Burtog ne bougeait plus, il essayer de ne pas attirer l’attention de la bête féroce, mais celle-ci tournait déjà au pied du lit. Le griffon repéra les lieux tout d’abord, sentant à chaque coin pour trouver une présence hostile, mais voyant qu’il n’y avait rien que l’homme couché et lui, il s’intéressa à sa future victime. D’un bond il sauta sur le lit, les quatre pattes de chaque coté du corps de Burtog. Il le renifla longuement tandis que l’homme perdait le contrôle de sa vessie. Puis se fut la curée. D’un vigoureux coup de patte, le griffon ouvrit le ventre de Burtog de haut en bas, et il se mit à manger les entrailles du chasseur. L’homme poussa un hurlement qui couvrit le bruit de succion de la bête. Il voyait le griffon sortir ses tripes de son ventre, il voyait ses babines couvertes de sang, et sa tète replonger inexorablement après chaque bouchée. Lorsqu’il lui arracha le foie, Burtog s’évanoui, mais lorsqu’il se mit à tirer sur son estomac, la douleur le réveilla. Des hommes tambourinaient à la porte close, et affolés par les cris à l’intérieur commencèrent à la fendre à la hache. A l’intérieur la souffrance atroce de Burtog prenait fin. Il vit une dernière fois le regard goulu du fauve mastiquant ses boyaux, puis, une fois sa dernière bouché avalée, celui-ci lui dévora le cœur, mettant fin au calvaire de sa victime.

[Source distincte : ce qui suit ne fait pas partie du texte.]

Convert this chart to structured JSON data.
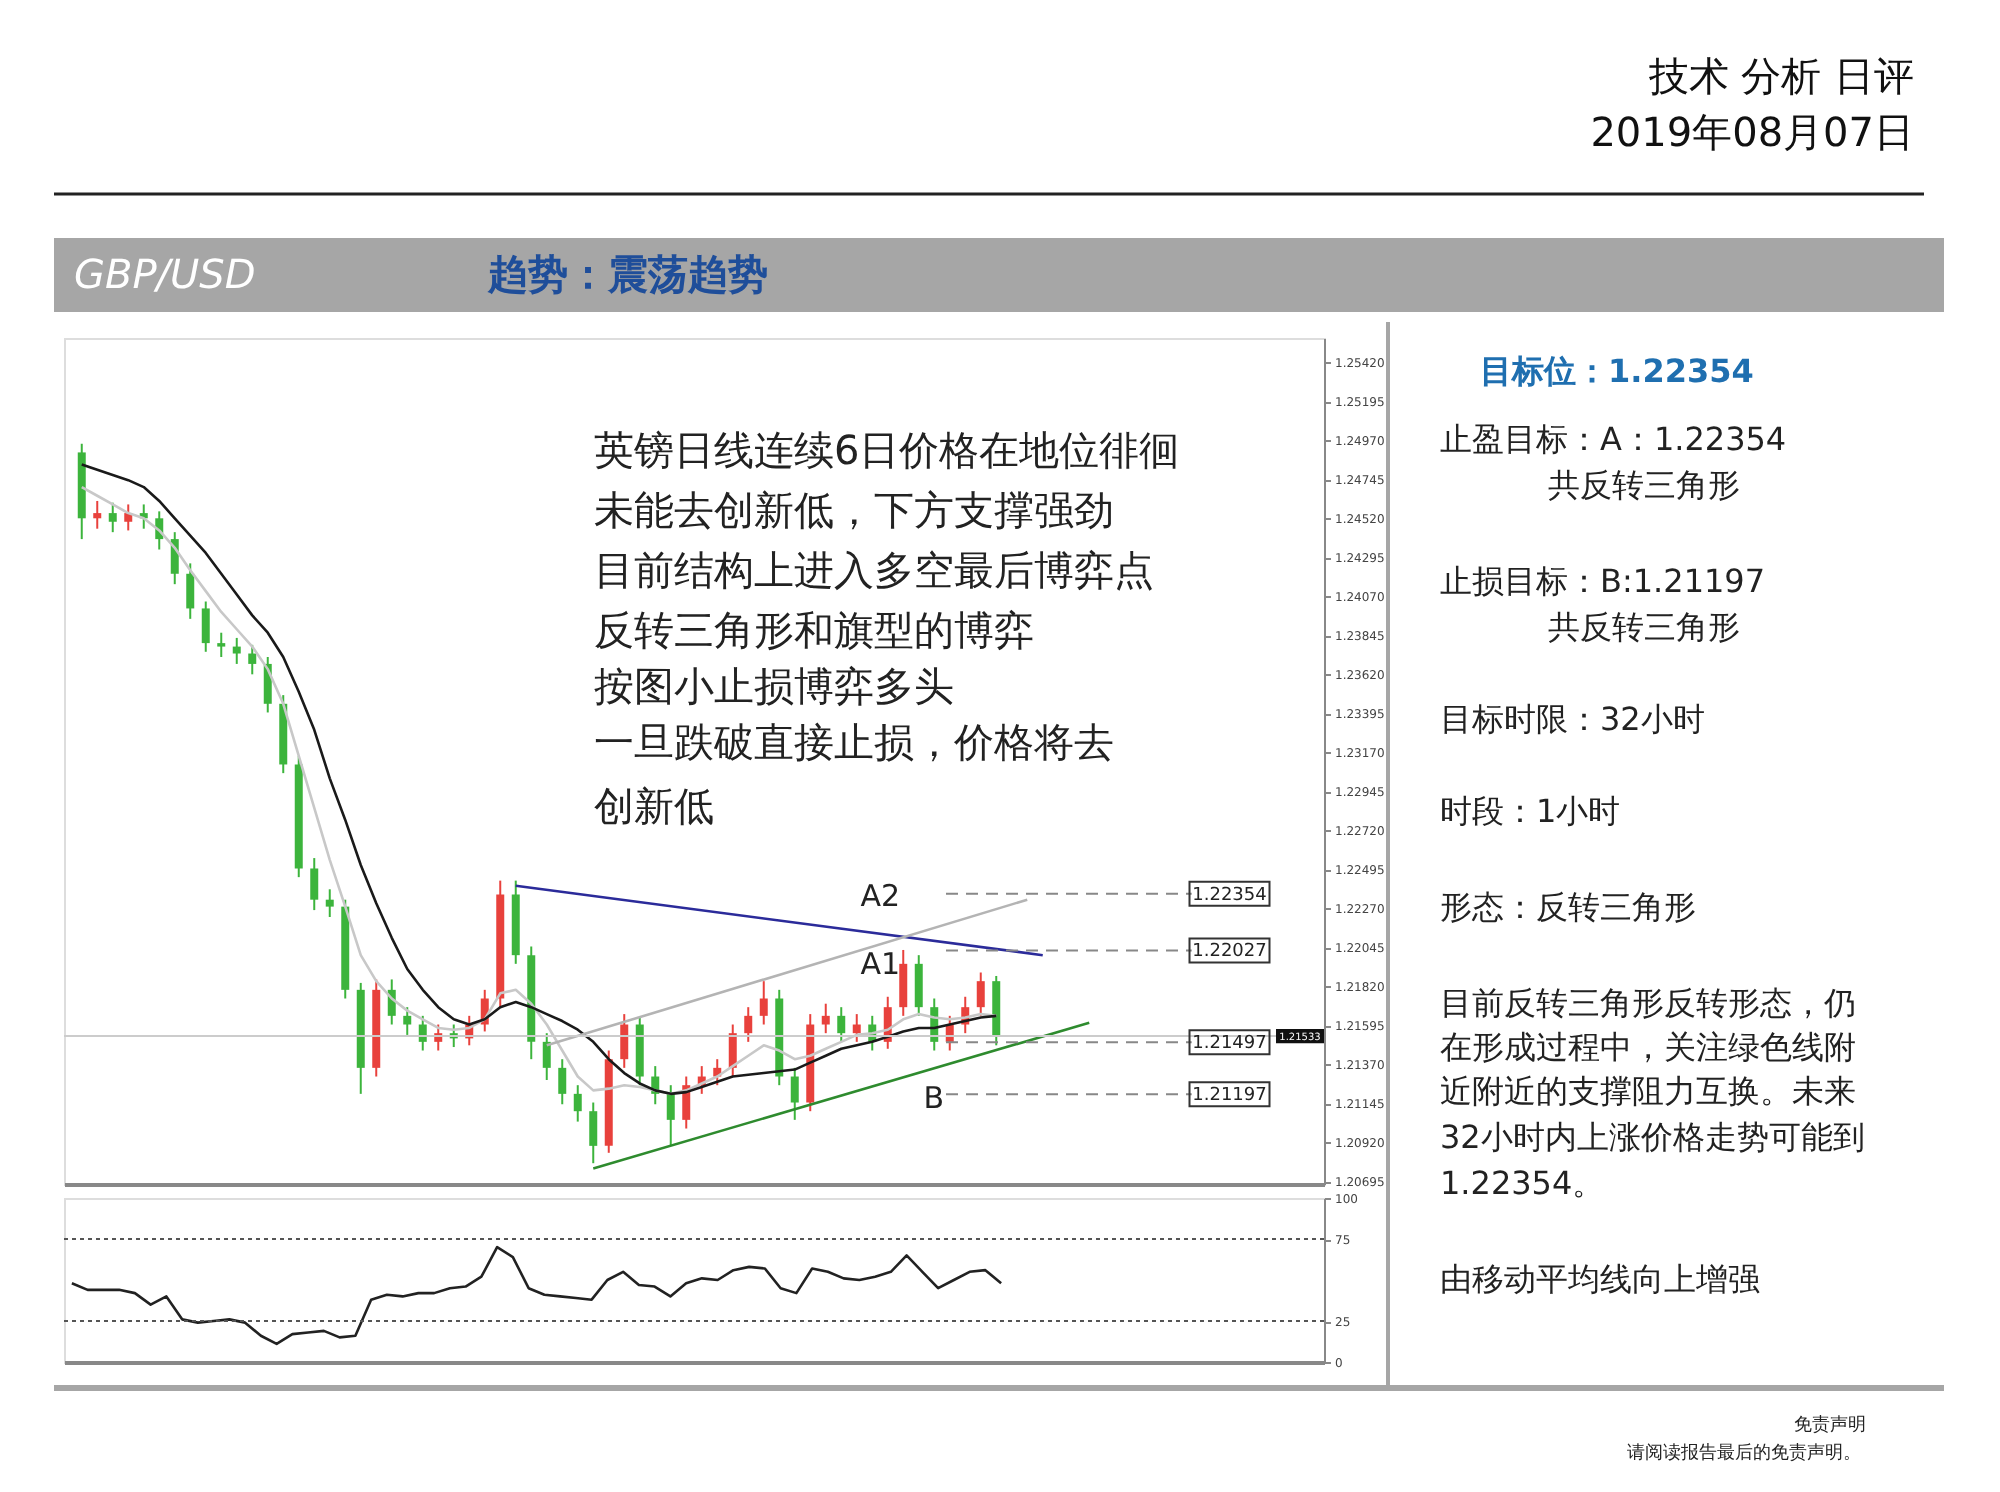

La porte vola en éclat et plusieurs chasseurs entrèrent en même temps. Les deux premiers s’effondrèrent au sol en rendant tripes et boyaux, le troisième s’évanoui devant l’horreur du spectacle, le quatrième était Kalir, et il resta pétrifié sur le seuil, bouche bée. Les hommes reprirent leurs esprits rapidement de peur de subir le même sort que Burtog, et le fauve fut abattu rapidement.
Lumila ne fut jamais retrouvée, et Burtog fut enterré avec tous les honneurs dus à son rang.
Quand à Kalir, aujourd’hui encore, lorsqu’il raconte cette histoire aux jeunes chasseurs du village, il frémit secrètement, revoyant mentalement la scène qui allait le hanter durant toute sa vie.